I lived in a small mobile home. Tiffani was born there, and we converted part of the kitchen to be her bedroom. (Yes, I was white "trailer trash.") But I got up every morning just like you did and killed as many alligators as I could. The rest had to wait 'til the next day.

And that is the legacy our kids have. They know what it is to wade into the swamp every morning. Never quitting. In thinking about this, you may be the father I respect the most. You have raised your kids to be multilingual children of the world. What a work ethic. How did you get them to scrape window shutters at your chateaus? (I actually saw this, and my kids marveled. Thereafter I threatened to make them go live with you when they didn't behave!)
You have given your kids the opportunity to follow their dreams, even demanded that they do so. And such dreams they (and mine) have. Will they succeed? Who knows? But they will go at it with gusto, in a world with more opportunities than you and I ever imagined 40 years ago. And, oh boy, were we optimists back then. How else could we have done what we did? If we believed the rhetoric that the world was coming to an end, would we have dared to venture out?

You cannot have raised your kids to be such bold adventurers without instilling in them a certain high level of optimism. I am going to out you, Mr. Bonner. You present yourself to your readers as a bona fide end-of-the-world pessimist. But you are a really and truly a closet optimist. Your whole business empire (and what an empire it has become!) is based on finding people who are optimists, in the sense that they think they can actually get people to send them money for what they write. Which they do! Even if it is to read why the world will come to an end, which thankfully it never does.

You are right in this: it is personal gumption that makes or breaks us. There are those who started out with less than we did (hard to imagine but true) and made a lot more. And there are those who started out with far more and made less. But there are very few who are happier than either of us. Or luckier.
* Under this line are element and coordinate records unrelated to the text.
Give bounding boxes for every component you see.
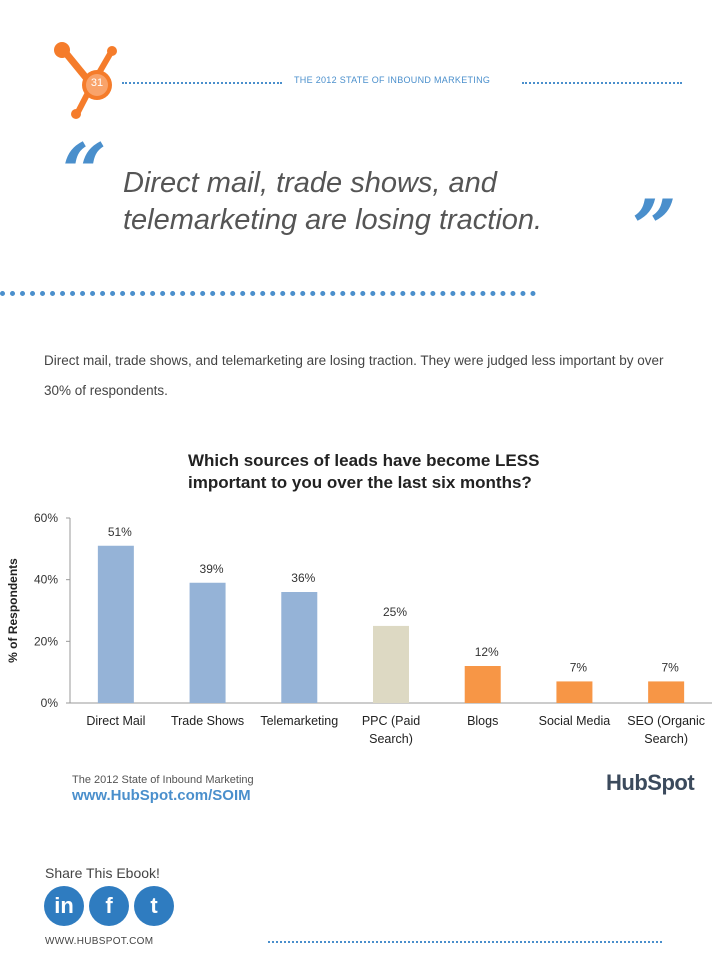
bar (189, 582, 226, 703)
bar (556, 681, 593, 703)
hubspot-sprocket-logo (54, 42, 117, 119)
bar-value-label: 36% (291, 571, 315, 585)
header-divider-right (522, 82, 682, 84)
footer-site-url[interactable]: WWW.HUBSPOT.COM (45, 936, 154, 947)
category-label: Search) (369, 732, 413, 746)
report-url-link[interactable]: www.HubSpot.com/SOIM (72, 787, 251, 804)
category-label: Telemarketing (260, 714, 338, 728)
facebook-icon[interactable]: f (89, 886, 129, 926)
bar-chart: 0% 20% 40% 60% % of Respondents 51% Direct Mai… (6, 511, 712, 746)
bar-value-label: 25% (383, 605, 407, 619)
category-label: Social Media (539, 714, 611, 728)
bar-value-label: 7% (570, 660, 588, 674)
twitter-icon[interactable]: t (134, 886, 174, 926)
quote-line-1: Direct mail, trade shows, and (123, 167, 497, 199)
category-label: SEO (Organic (627, 714, 705, 728)
intro-paragraph: Direct mail, trade shows, and telemarket… (44, 353, 664, 398)
bar (97, 545, 134, 703)
y-tick-label: 40% (34, 573, 58, 587)
y-tick-label: 60% (34, 511, 58, 525)
section-divider (0, 291, 536, 296)
page-number: 31 (90, 77, 104, 89)
footer-divider (268, 941, 662, 943)
bar-value-label: 12% (475, 645, 499, 659)
category-label: Blogs (467, 714, 498, 728)
category-label: PPC (Paid (362, 714, 420, 728)
bar-value-label: 7% (661, 660, 679, 674)
bar (281, 592, 318, 703)
category-label: Trade Shows (171, 714, 244, 728)
share-label: Share This Ebook! (45, 865, 160, 881)
header-title: THE 2012 STATE OF INBOUND MARKETING (294, 75, 491, 85)
report-name: The 2012 State of Inbound Marketing (72, 774, 254, 786)
chart-title: Which sources of leads have become LESS … (188, 450, 539, 494)
bar (464, 666, 501, 703)
hubspot-logo-text: HubSpot (606, 770, 695, 795)
quote-close-mark: ” (632, 183, 677, 274)
y-tick-label: 0% (41, 696, 59, 710)
linkedin-icon[interactable]: in (44, 886, 84, 926)
bar (648, 681, 685, 703)
quote-open-mark: “ (62, 127, 107, 218)
bar (373, 625, 409, 703)
chart-title-line-2: important to you over the last six month… (188, 473, 532, 492)
hubspot-wordmark-logo: HubSpot (606, 770, 695, 796)
header-divider-left (122, 82, 282, 84)
bar-value-label: 39% (200, 562, 224, 576)
quote-line-2: telemarketing are losing traction. (123, 204, 543, 236)
y-axis-label: % of Respondents (6, 558, 20, 663)
chart-title-line-1: Which sources of leads have become LESS (188, 451, 540, 470)
bar-value-label: 51% (108, 525, 132, 539)
y-tick-label: 20% (34, 634, 58, 648)
category-label: Direct Mail (86, 714, 145, 728)
category-label: Search) (644, 732, 688, 746)
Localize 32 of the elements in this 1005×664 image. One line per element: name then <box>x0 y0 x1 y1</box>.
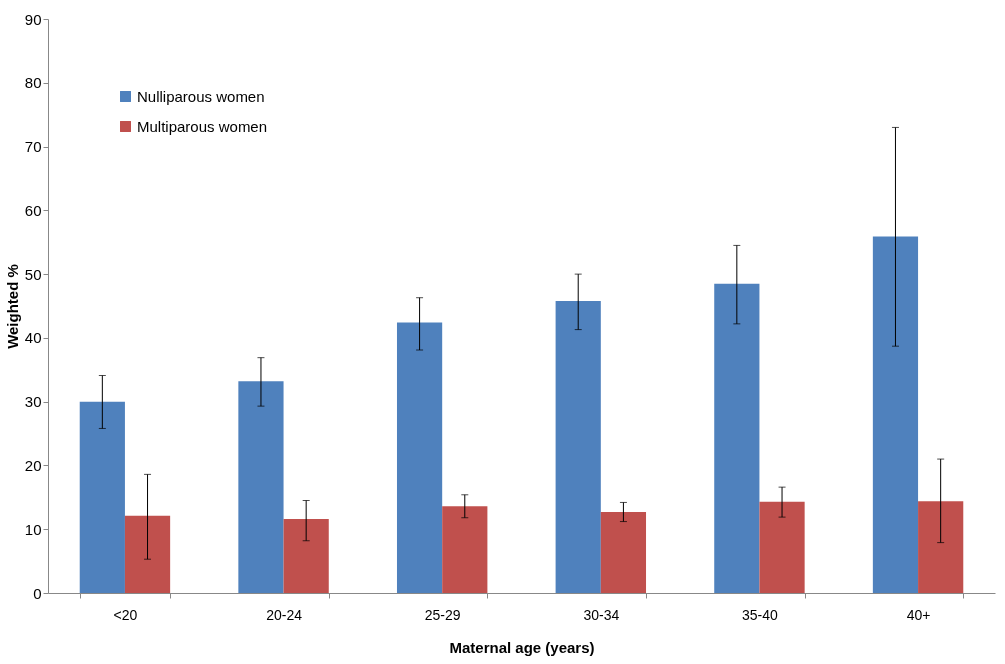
y-axis-title: Weighted % <box>3 264 21 349</box>
y-tick-label: 0 <box>33 584 42 602</box>
y-tick-label: 60 <box>24 201 42 219</box>
bar <box>283 519 329 593</box>
x-tick-label: 30-34 <box>583 606 620 623</box>
y-tick-label: 30 <box>24 393 42 411</box>
y-tick-label: 70 <box>24 138 42 156</box>
y-tick-label: 20 <box>24 456 42 474</box>
bar <box>555 300 601 593</box>
y-tick-label: 40 <box>24 329 42 347</box>
bar <box>238 381 284 593</box>
x-tick-label: 35-40 <box>742 606 779 623</box>
y-tick-label: 80 <box>24 74 42 92</box>
x-tick-label: 25-29 <box>424 606 461 623</box>
x-tick-label: 40+ <box>906 606 931 623</box>
bar <box>396 322 443 593</box>
bar <box>442 506 488 593</box>
bar <box>872 236 919 593</box>
bar <box>79 401 125 593</box>
y-tick-label: 90 <box>24 10 42 28</box>
legend-label: Nulliparous women <box>137 87 265 105</box>
bar <box>600 512 647 593</box>
bar <box>918 501 964 593</box>
x-tick-label: <20 <box>113 606 138 623</box>
bar <box>714 283 760 593</box>
y-tick-label: 10 <box>24 520 42 538</box>
y-tick-label: 50 <box>24 265 42 283</box>
bar <box>759 501 805 593</box>
x-axis-title: Maternal age (years) <box>449 638 595 656</box>
legend-label: Multiparous women <box>137 117 268 135</box>
x-tick-label: 20-24 <box>266 606 303 623</box>
bar <box>124 515 171 593</box>
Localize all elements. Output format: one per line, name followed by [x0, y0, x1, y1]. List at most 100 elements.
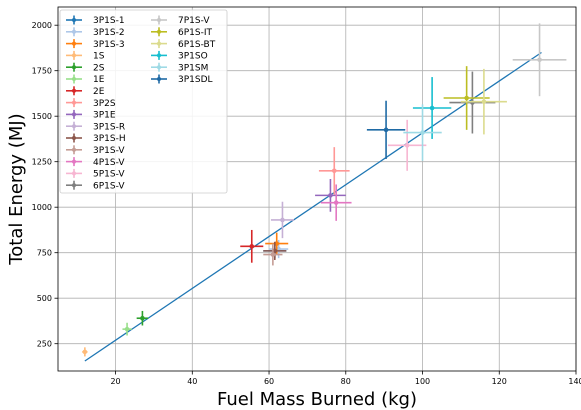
- data-point-marker: [420, 130, 425, 135]
- data-point-marker: [481, 99, 487, 104]
- data-point-marker: [429, 105, 435, 111]
- legend-entry: 3P1S-R: [66, 121, 125, 132]
- axis-ticks: 20 40 60 80 100 120 140 250 500 750 1000 1250 1500 17…: [32, 21, 581, 386]
- x-tick-label: 40: [187, 377, 197, 386]
- legend-entry: 3P1SO: [151, 50, 208, 62]
- data-point-marker: [383, 127, 389, 133]
- data-point-marker: [537, 57, 542, 63]
- x-tick-label: 100: [415, 377, 430, 386]
- data-point-marker: [124, 326, 130, 332]
- legend-label: 1E: [93, 75, 105, 85]
- legend-entry: 3P2S: [66, 98, 116, 109]
- legend-swatch-marker: [157, 65, 161, 70]
- legend-entry: 7P1S-V: [151, 15, 210, 26]
- y-tick-label: 1250: [32, 158, 52, 167]
- data-point: [82, 347, 88, 357]
- legend-entry: 6P1S-V: [66, 180, 125, 191]
- data-point: [270, 201, 294, 239]
- legend-label: 3P1SDL: [178, 75, 213, 85]
- legend-label: 3P1SM: [178, 63, 208, 73]
- fit-line: [84, 51, 542, 362]
- legend-label: 3P2S: [93, 99, 116, 109]
- legend-label: 3P1S-H: [93, 134, 126, 144]
- legend-label: 3P1S-R: [93, 122, 125, 132]
- legend-label: 3P1S-3: [93, 40, 125, 50]
- legend-label: 6P1S-BT: [178, 40, 216, 50]
- data-point: [412, 77, 452, 139]
- y-tick-label: 2000: [32, 21, 52, 30]
- legend-swatch-marker: [157, 41, 161, 46]
- legend-label: 6P1S-V: [93, 181, 125, 191]
- y-tick-label: 1500: [32, 112, 52, 121]
- legend-label: 3P1SO: [178, 52, 208, 62]
- legend-swatch-marker: [72, 100, 76, 105]
- data-point: [122, 322, 132, 336]
- data-point: [318, 147, 350, 195]
- data-point: [403, 104, 442, 161]
- legend-entry: 1S: [66, 50, 105, 62]
- x-tick-label: 120: [492, 377, 507, 386]
- legend-swatch-marker: [72, 65, 76, 70]
- legend-swatch-marker: [157, 29, 161, 34]
- legend-entry: 3P1S-3: [66, 39, 125, 50]
- legend-swatch-marker: [72, 112, 76, 117]
- data-point: [366, 100, 406, 159]
- legend-entry: 6P1S-IT: [151, 27, 212, 38]
- legend-entry: 5P1S-V: [66, 168, 125, 180]
- legend-label: 7P1S-V: [178, 16, 210, 26]
- data-point-marker: [280, 217, 285, 223]
- legend-label: 1S: [93, 52, 105, 62]
- y-tick-label: 500: [37, 294, 52, 303]
- legend-swatch-marker: [72, 18, 76, 22]
- legend-swatch-marker: [72, 136, 76, 140]
- legend-swatch-marker: [72, 147, 76, 152]
- legend-swatch-marker: [72, 53, 76, 58]
- legend-entry: 3P1S-1: [66, 15, 125, 26]
- data-point-marker: [140, 315, 145, 321]
- data-point-marker: [333, 200, 339, 205]
- x-tick-label: 60: [264, 377, 274, 386]
- fit-line-group: [84, 51, 542, 362]
- legend-label: 3P1S-2: [93, 28, 125, 38]
- legend-swatch-marker: [72, 159, 76, 164]
- legend-label: 3P1S-1: [93, 16, 125, 26]
- legend-swatch-marker: [72, 77, 76, 81]
- legend-swatch-marker: [72, 124, 76, 129]
- data-point-marker: [464, 95, 469, 101]
- y-tick-label: 750: [37, 249, 52, 258]
- data-point: [387, 119, 427, 171]
- data-point: [443, 66, 490, 130]
- y-axis-label: Total Energy (MJ): [6, 113, 27, 265]
- data-point-marker: [270, 252, 276, 257]
- x-tick-label: 20: [110, 377, 120, 386]
- legend-entry: 1E: [66, 74, 105, 85]
- x-tick-label: 80: [341, 377, 351, 386]
- legend-swatch-marker: [72, 41, 76, 46]
- y-tick-label: 1750: [32, 67, 52, 76]
- data-point: [263, 241, 287, 260]
- data-point: [315, 178, 346, 212]
- legend-label: 2S: [93, 63, 105, 73]
- legend-box: [59, 9, 228, 194]
- data-point-marker: [328, 193, 333, 198]
- legend-label: 3P1E: [93, 111, 116, 121]
- legend-entry: 3P1S-V: [66, 145, 125, 156]
- legend-entry: 3P1SM: [151, 62, 208, 73]
- plot-frame: [57, 6, 577, 372]
- data-point: [263, 243, 283, 266]
- data-points: [82, 23, 567, 357]
- legend-entry: 6P1S-BT: [151, 39, 216, 50]
- legend-entry: 3P1S-H: [66, 133, 126, 144]
- legend-entry: 3P1E: [66, 109, 116, 121]
- legend-swatch-marker: [72, 171, 76, 176]
- legend-swatch-marker: [157, 53, 161, 58]
- legend-swatch-marker: [72, 29, 76, 34]
- legend-swatch-marker: [72, 183, 76, 188]
- y-tick-label: 250: [37, 340, 52, 349]
- legend-entry: 2S: [66, 62, 105, 73]
- data-point-marker: [331, 168, 337, 174]
- legend-label: 4P1S-V: [93, 158, 125, 168]
- legend-label: 3P1S-V: [93, 146, 125, 156]
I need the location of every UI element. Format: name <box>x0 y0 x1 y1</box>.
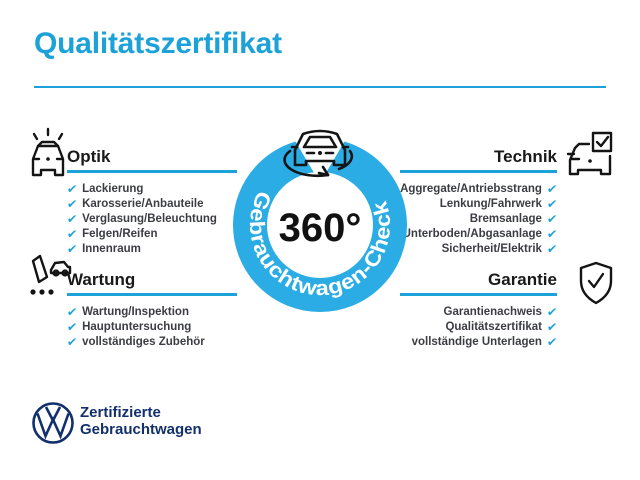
check-item: ✔ Wartung/Inspektion <box>66 305 237 320</box>
check-item: ✔ vollständiges Zubehör <box>66 335 237 350</box>
check-icon: ✔ <box>546 197 558 211</box>
check-icon: ✔ <box>66 305 78 319</box>
check-item-label: Garantienachweis <box>443 306 542 318</box>
car-shine-icon <box>31 127 65 177</box>
check-item-label: Wartung/Inspektion <box>82 306 189 318</box>
check-item-label: Lenkung/Fahrwerk <box>439 198 542 210</box>
check-item-label: Unterboden/Abgasanlage <box>402 228 542 240</box>
360-check-badge: 360° Gebrauchtwagen-Check <box>233 130 407 312</box>
section-technik-title: Technik <box>494 147 557 166</box>
ring-top-notch <box>288 130 352 183</box>
check-item-label: vollständiges Zubehör <box>82 336 205 348</box>
badge-center-label: 360° <box>279 206 362 250</box>
check-item-label: Verglasung/Beleuchtung <box>82 213 217 225</box>
check-item: ✔ Karosserie/Anbauteile <box>66 197 237 212</box>
section-optik-underline <box>67 170 237 173</box>
check-icon: ✔ <box>546 227 558 241</box>
footer-line1: Zertifizierte <box>80 404 161 421</box>
section-optik-items: ✔ Lackierung ✔ Karosserie/Anbauteile ✔ Verg… <box>66 182 237 257</box>
section-wartung: Wartung ✔ Wartung/Inspektion ✔ Hauptunters… <box>66 270 237 350</box>
check-item: Sicherheit/Elektrik ✔ <box>400 242 558 257</box>
check-item-label: Innenraum <box>82 243 141 255</box>
check-item-label: vollständige Unterlagen <box>411 336 542 348</box>
check-icon: ✔ <box>546 305 558 319</box>
check-item: Garantienachweis ✔ <box>400 305 558 320</box>
check-item: ✔ Felgen/Reifen <box>66 227 237 242</box>
check-item-label: Sicherheit/Elektrik <box>441 243 542 255</box>
section-technik-items: Aggregate/Antriebsstrang ✔ Lenkung/Fahrwe… <box>400 182 558 257</box>
section-wartung-underline <box>67 293 237 296</box>
section-wartung-items: ✔ Wartung/Inspektion ✔ Hauptuntersuchung ✔… <box>66 305 237 350</box>
section-garantie-items: Garantienachweis ✔ Qualitätszertifikat ✔ v… <box>400 305 558 350</box>
check-item: ✔ Lackierung <box>66 182 237 197</box>
check-item: Aggregate/Antriebsstrang ✔ <box>400 182 558 197</box>
section-garantie: Garantie Garantienachweis ✔ Qualitätszert… <box>400 270 558 350</box>
check-icon: ✔ <box>546 212 558 226</box>
check-icon: ✔ <box>546 335 558 349</box>
check-item-label: Bremsanlage <box>469 213 542 225</box>
check-item: ✔ Verglasung/Beleuchtung <box>66 212 237 227</box>
check-icon: ✔ <box>66 212 78 226</box>
check-item: ✔ Innenraum <box>66 242 237 257</box>
check-icon: ✔ <box>546 320 558 334</box>
check-item-label: Felgen/Reifen <box>82 228 158 240</box>
check-item-label: Lackierung <box>82 183 144 195</box>
car-checkbox-icon <box>566 131 613 176</box>
check-icon: ✔ <box>66 197 78 211</box>
check-item: vollständige Unterlagen ✔ <box>400 335 558 350</box>
check-item: Bremsanlage ✔ <box>400 212 558 227</box>
check-icon: ✔ <box>546 182 558 196</box>
check-icon: ✔ <box>546 242 558 256</box>
check-icon: ✔ <box>66 320 78 334</box>
footer-brand-text: Zertifizierte Gebrauchtwagen <box>80 404 202 438</box>
section-optik-title: Optik <box>67 147 111 166</box>
checklist-car-icon <box>30 254 72 295</box>
check-item-label: Qualitätszertifikat <box>445 321 542 333</box>
section-technik-underline <box>400 170 557 173</box>
check-item-label: Aggregate/Antriebsstrang <box>400 183 542 195</box>
check-icon: ✔ <box>66 335 78 349</box>
section-garantie-title: Garantie <box>488 270 557 289</box>
check-item-label: Karosserie/Anbauteile <box>82 198 204 210</box>
check-icon: ✔ <box>66 182 78 196</box>
section-optik: Optik ✔ Lackierung ✔ Karosserie/Anbauteile… <box>66 147 237 257</box>
check-item: ✔ Hauptuntersuchung <box>66 320 237 335</box>
section-technik: Technik Aggregate/Antriebsstrang ✔ Lenkun… <box>400 147 558 257</box>
rotating-car-icon <box>283 129 354 178</box>
page-title: Qualitätszertifikat <box>34 27 282 60</box>
shield-check-icon <box>579 261 613 305</box>
check-icon: ✔ <box>66 227 78 241</box>
check-item: Qualitätszertifikat ✔ <box>400 320 557 335</box>
section-wartung-title: Wartung <box>67 270 136 289</box>
section-garantie-underline <box>400 293 557 296</box>
check-item: Lenkung/Fahrwerk ✔ <box>400 197 558 212</box>
check-item: Unterboden/Abgasanlage ✔ <box>400 227 558 242</box>
vw-logo <box>32 402 74 444</box>
title-divider <box>34 86 606 88</box>
footer-line2: Gebrauchtwagen <box>80 421 202 438</box>
check-item-label: Hauptuntersuchung <box>82 321 192 333</box>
Our kids? It is not the times that dictate the man (or daughter!), but the response of the man which dictates his own time. Today promises a brighter future for someone young than any other time in history, whether they are in the US or Brazil or China. They just have to seize it.
And as our kids do just that, and as the millions of kids of those who read us do so, and the billions of kids who are just now getting ready to bust loose all work to achieve their dreams, the world is going to be a far more fantastic place. Smooth ride? Not a chance. We didn't get one; and in thinking through history, there have not been many smooth rides. Why should we think that will get any better? Our kids will just have to live with our generational (and individual) iniquities, government debt and all, and figure out how to master their own fates. But if I had a choice to take the '70s or today? In less than a heartbeat I would choose today. And I bet you would too!

2 comments:

dadcoxson said...

True. Attitude is the key to all success. OR faith, if you will.

tom said...

That was very interesting. I think he's right. Our politicians have put their careers before public interest for a long time, and I think it is finally catching up to them. More and more people are standing up and saying, "NO MORE! Not with my tax money!"